13729268501373481853



“Apa sih yang bikin kita terus saja merindu?”

Aku terkejut di tengah nikmatinya menanti pemandangan matahari tenggelam di Pantai Petitenget. Aku sengaja memilih untuk menjauh dari hingar bingar Kuta yang menjengkelkan. Aku suka tempat ini, tapi aku lebih suka lagi karena seseorang menemaniku menikmati semua yang tersaji di sini. Dia yang memilihkan tempat ini untukku. Dia gadisku, dia mutiaraku, dia… segalanya, meskipun bukan yang pertama. Dia… Maura.

“Apa yang membuat kita terus saja merindu?”

Tidak! Bukan gadisku yang mengulang pertanyaan itu, tapi otakku yang melakukannya, yang kemudian segera kusuruh menyusun jawabannya. Namun, otakku tidak juga mendapat kombinasi yang pas untuk menjawab pertanyaan sesederhana itu.

“Mas….”

Sentuhan lembut tangannya di wajahku membuyarkan wisata lamunanku. Aku meraih tangannya, menggenggamnya, meresapi hangatnya.

“Kenapa malah banyak ngelamun, Mas? Harusnya, kan, kita manfaatin waktu. Kita nggak mungkin tiap hari bisa ketemu kayak gini.”

“Iya. Maaf, ya.

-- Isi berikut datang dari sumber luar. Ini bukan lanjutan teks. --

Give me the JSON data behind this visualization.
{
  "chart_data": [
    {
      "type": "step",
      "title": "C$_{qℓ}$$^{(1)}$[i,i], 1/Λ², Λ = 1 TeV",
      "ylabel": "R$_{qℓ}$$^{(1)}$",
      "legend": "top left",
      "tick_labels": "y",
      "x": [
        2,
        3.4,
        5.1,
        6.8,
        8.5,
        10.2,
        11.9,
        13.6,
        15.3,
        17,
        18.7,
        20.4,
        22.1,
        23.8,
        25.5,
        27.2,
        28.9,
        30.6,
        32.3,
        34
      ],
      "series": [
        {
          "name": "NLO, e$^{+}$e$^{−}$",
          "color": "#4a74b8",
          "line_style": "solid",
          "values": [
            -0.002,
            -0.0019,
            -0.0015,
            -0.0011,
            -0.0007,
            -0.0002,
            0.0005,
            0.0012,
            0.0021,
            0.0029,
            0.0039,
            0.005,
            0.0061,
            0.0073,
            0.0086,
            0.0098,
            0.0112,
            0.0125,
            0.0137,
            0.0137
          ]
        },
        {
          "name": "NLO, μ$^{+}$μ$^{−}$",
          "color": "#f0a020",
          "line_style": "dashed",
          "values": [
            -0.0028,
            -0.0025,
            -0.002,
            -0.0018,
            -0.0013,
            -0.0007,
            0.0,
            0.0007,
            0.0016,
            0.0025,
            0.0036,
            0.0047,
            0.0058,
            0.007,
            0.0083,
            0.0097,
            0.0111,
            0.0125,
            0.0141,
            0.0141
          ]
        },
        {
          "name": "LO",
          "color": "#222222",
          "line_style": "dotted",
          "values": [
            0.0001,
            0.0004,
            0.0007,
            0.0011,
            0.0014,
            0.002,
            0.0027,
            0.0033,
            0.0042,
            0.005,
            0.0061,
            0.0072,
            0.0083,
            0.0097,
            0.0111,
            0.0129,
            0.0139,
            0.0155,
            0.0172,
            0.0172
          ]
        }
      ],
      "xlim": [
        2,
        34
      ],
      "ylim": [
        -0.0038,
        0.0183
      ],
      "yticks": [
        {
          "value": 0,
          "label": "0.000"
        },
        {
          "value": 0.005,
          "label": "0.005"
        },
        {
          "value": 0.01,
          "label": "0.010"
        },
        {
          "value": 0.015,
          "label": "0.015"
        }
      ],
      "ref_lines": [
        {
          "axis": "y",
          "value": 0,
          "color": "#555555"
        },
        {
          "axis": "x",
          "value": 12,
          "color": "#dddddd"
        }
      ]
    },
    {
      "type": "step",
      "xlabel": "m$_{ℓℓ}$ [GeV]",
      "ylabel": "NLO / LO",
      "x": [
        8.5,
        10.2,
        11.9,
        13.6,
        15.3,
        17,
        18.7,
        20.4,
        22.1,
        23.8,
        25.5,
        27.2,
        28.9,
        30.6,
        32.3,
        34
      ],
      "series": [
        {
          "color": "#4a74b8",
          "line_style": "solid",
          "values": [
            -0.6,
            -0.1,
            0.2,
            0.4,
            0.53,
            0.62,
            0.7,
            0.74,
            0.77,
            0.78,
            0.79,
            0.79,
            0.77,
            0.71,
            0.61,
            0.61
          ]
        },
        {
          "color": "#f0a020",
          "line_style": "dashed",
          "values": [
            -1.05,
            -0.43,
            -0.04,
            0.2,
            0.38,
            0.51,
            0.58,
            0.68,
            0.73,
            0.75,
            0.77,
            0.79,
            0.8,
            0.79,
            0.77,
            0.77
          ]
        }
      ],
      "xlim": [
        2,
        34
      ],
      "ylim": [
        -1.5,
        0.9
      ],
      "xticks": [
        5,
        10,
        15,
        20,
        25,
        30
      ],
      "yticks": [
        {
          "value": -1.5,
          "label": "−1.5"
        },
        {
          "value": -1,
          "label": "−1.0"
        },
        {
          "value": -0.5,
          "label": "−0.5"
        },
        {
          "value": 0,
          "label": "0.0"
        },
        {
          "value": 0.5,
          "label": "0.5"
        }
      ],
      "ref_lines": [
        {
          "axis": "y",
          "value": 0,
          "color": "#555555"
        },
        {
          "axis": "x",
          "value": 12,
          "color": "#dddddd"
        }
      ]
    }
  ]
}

Mas cuma lagi mikir.”

“Mikir apa?”

“Mikirin jawaban pertanyaan tadi.”

“Ya udah, nggak usah dipikirin lagi,” katanya sambil merapatkan kepalanya ke dadaku. “Biar ade cari jawabannya di sini.”

Aku tahu, dia paling senang posisi seperti itu, kepalanya di dadaku. Dia pernah bilang, dia senang mendengarkan detak jantungku yang jelas saja ritmenya jadi jauh lebih tinggi ketika dia berada sangat dekat denganku.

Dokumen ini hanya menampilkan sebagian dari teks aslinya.